I smiled when I read a recent post by my friend, Jon Katz, about why Passover is so meaningless to him. He recounted his family celebrating the holiday and holding the Seder, the big inaugural dinner, demanding that he join in the reading of the Haggadah, the basic text that’s read at that time. He didn’t wish to participate in reading about all the plagues and tribulations that afflicted the Egyptians. He cared about freedom, he had big questions around it, but there was  no space for those questions in the home he grew up in.

I, too, have never cared for Passover. When Bernie was alive and this season would come around, I’d say, “You want to do something for Passover?”

He’d say: “ Nah, you?”

I’d say: “Nah,” and that was the end of it.

I came from a family that took Passover very seriously. My mother was exhausted from the cleaning, the cooking, and change of dishes. My father would put on a white robe and sit at the head of the table, and demanded that we, too, go through the entire Haggadah (which isn’t all about freedom at all). Young ages notwithstanding, we were locked into our seats for the evening and there was no space to ask the big questions about liberation.

The irony of engaging in such coercive behavior on an evening dedicated to freedom was never lost on me. On the one hand, you celebrate freedom, and on the other, your actual conduct is one of force and threats. The result is that I developed a personal narrative that was at odds with the narrative of my family, community, and culture.

For those who don’t celebrate Passover, think of Thanksgiving and the many people who feel extra anxious and depressed at that time. They probably experienced a personal Thanksgiving that was very different from our national myth about gathering with one’s family with good food, love, and giving thanks (not to mention the historical myth regarding sitting down with Native Americans when, in fact, many historians point to the first official Thanksgiving as celebrating the massacre of hundreds of Natives in Connecticut).

There are many who didn’t celebrate Thanksgiving like that, yet they get the sense that everybody else did. There’s a disconnect between their personal narrative of the holiday and the wider social narrative, popularized by media all around, and that disconnect brings on lots of stress and even dread towards the holidays. As my father used to say to me when I raised objections: “You’re not normal,” “There’s something wrong with you,” and worst of all, “No one else thinks like you do.”

Can you understand the loneliness of that?

I’ve often felt that I’d like to be part of the bigger Passover narrative, but I’ve never found a way to do that.

Often, when I think about the question: What is freedom for me?, I think of it as giving myself permission to feel what I feel, experience what I experience, connect with everything in my body without a  need to defend or make excuses.

But is individual narrative all there is? Just as I was wondering about this, research came out that, for the first time in many years, less than 50% of Americans are members of a particular church, synagogue, mosque, or another religious center.  Younger Americans find religious institutions and dogma very disappointing. In addition, they’re much more faithful to their personal experience of spirituality rather than someone else’s. Accessing the Internet as they do, they can put things together on their own, combine this with that, and create their own narrative about their relationship with God, the Unknown, and other people that feels more personal to them, more real, more right.

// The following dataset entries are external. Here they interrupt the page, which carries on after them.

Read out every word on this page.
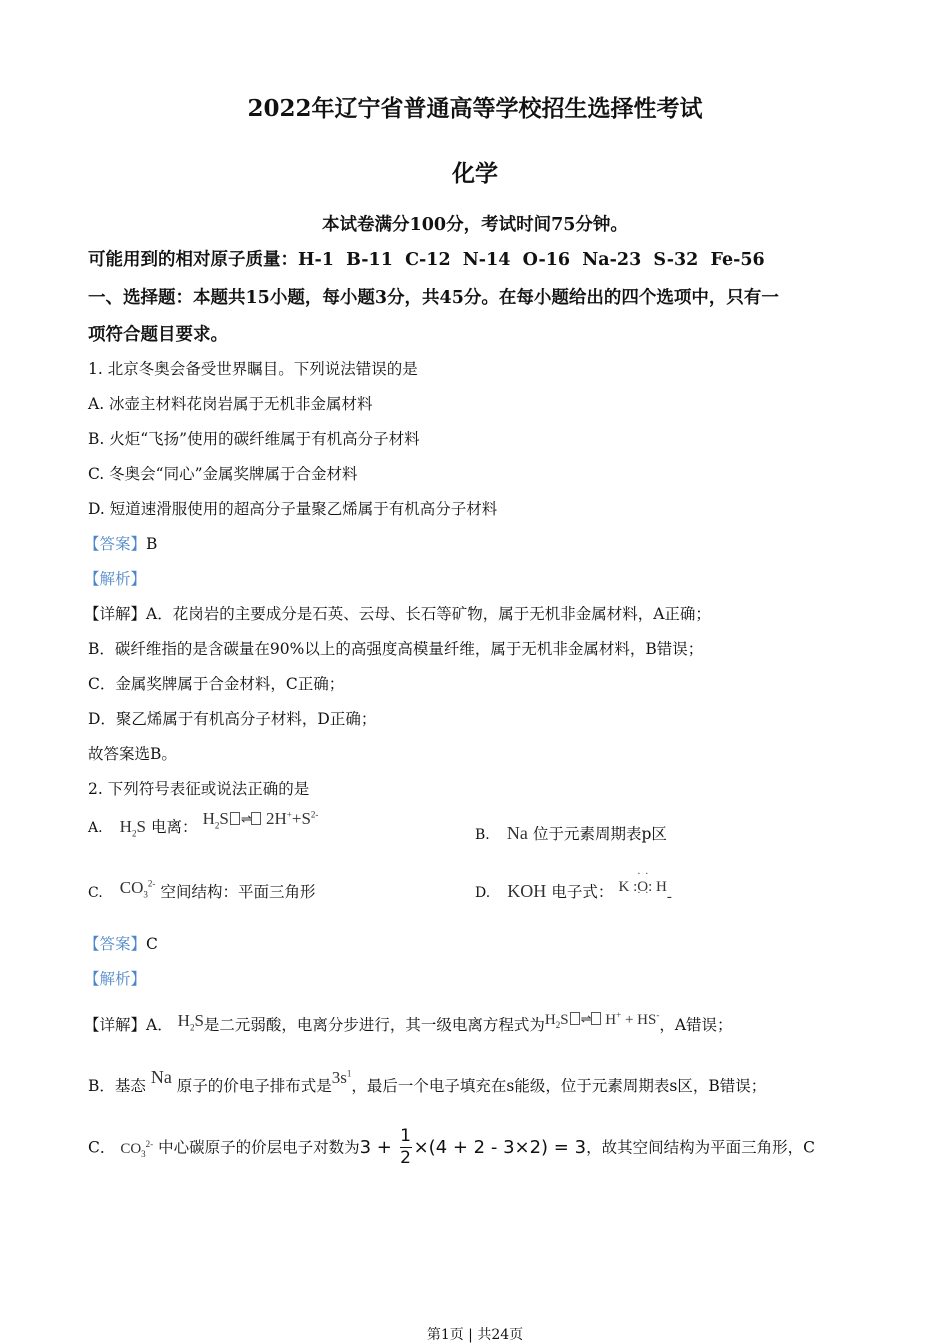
2022年辽宁省普通高等学校招生选择性考试
化学
本试卷满分100分，考试时间75分钟。
可能用到的相对原子质量：H-1  B-11  C-12  N-14  O-16  Na-23  S-32  Fe-56
一、选择题：本题共15小题，每小题3分，共45分。在每小题给出的四个选项中，只有一
项符合题目要求。
1. 北京冬奥会备受世界瞩目。下列说法错误的是
A. 冰壶主材料花岗岩属于无机非金属材料
B. 火炬“飞扬”使用的碳纤维属于有机高分子材料
C. 冬奥会“同心”金属奖牌属于合金材料
D. 短道速滑服使用的超高分子量聚乙烯属于有机高分子材料
【答案】B
【解析】
【详解】A．花岗岩的主要成分是石英、云母、长石等矿物，属于无机非金属材料，A正确；
B．碳纤维指的是含碳量在90%以上的高强度高模量纤维，属于无机非金属材料，B错误；
C．金属奖牌属于合金材料，C正确；
D．聚乙烯属于有机高分子材料，D正确；
故答案选B。
2. 下列符号表征或说法正确的是
A. $H_2S$ 电离： $H_2S$ ⇌ $2H^++S^{2-}$
B. Na 位于元素周期表p区
C. $CO_3^{2-}$ 空间结构：平面三角形	D. KOH 电子式： K :· · O · ·: H-
【答案】C
【解析】
【详解】A． $H_2S$是二元弱酸，电离分步进行，其一级电离方程式为$H_2S$ ⇌ H+ + HS-，A错误；
B．基态 Na 原子的价电子排布式是$3s^1$，最后一个电子填充在s能级，位于元素周期表s区，B错误；
C． $CO_3^{2-}$ 中心碳原子的价层电子对数为$3 + \frac{1}{2} \times(4 + 2 - 3\times 2) = 3$，故其空间结构为平面三角形，C
第1页 | 共24页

My question is: Is that enough? Is one’s personal narrative of liberation enough?

When I left home, I swore I would never go by anything but individual experience. It took some doing for me to get my feet wet, so to speak, in a spiritual tradition that might have different narratives from my own, but I was encouraged by the Buddha’s famous words to his followers: “Be a lamp unto yourselves.” This is the religion for me! I decided.

The irony, of course, was that I was joining a spiritual tradition that was actually training you to let go more and more of your personal narrative, or at least to hold it lightly. For the first five years of my training, I found myself going into my head again and again with its eternal outpouring of stories (Eve squarely at center, of course), and then thinking to myself: What! I have to let go of this? But I love it! It’s me!

It wasn’t; it isn’t.

My personal narrative shuffled, re-shuffled, and re-re-shuffled. I still have that narrative—and I know it doesn’t define anything.

Is it really enough to just go by our individual feelings and experiences? None of us are always present, none of us are always connected to the many intricate parts of our system. Why should we be when we have millions and millions of components in our body alone that get born and die and get born again and again every day? Some kind of disconnect is almost always there.

If all I go by is my own personal narrative and nothing else, how do I get surprised? How do you get astonished? Without a different kind of narrative—an enigmatic text, stories of people who behaved outrageously, and maybe best of all, a Zen koan—how do I leap?

And what kind of society is it that relies mostly on its members going by their personal narrative and little else?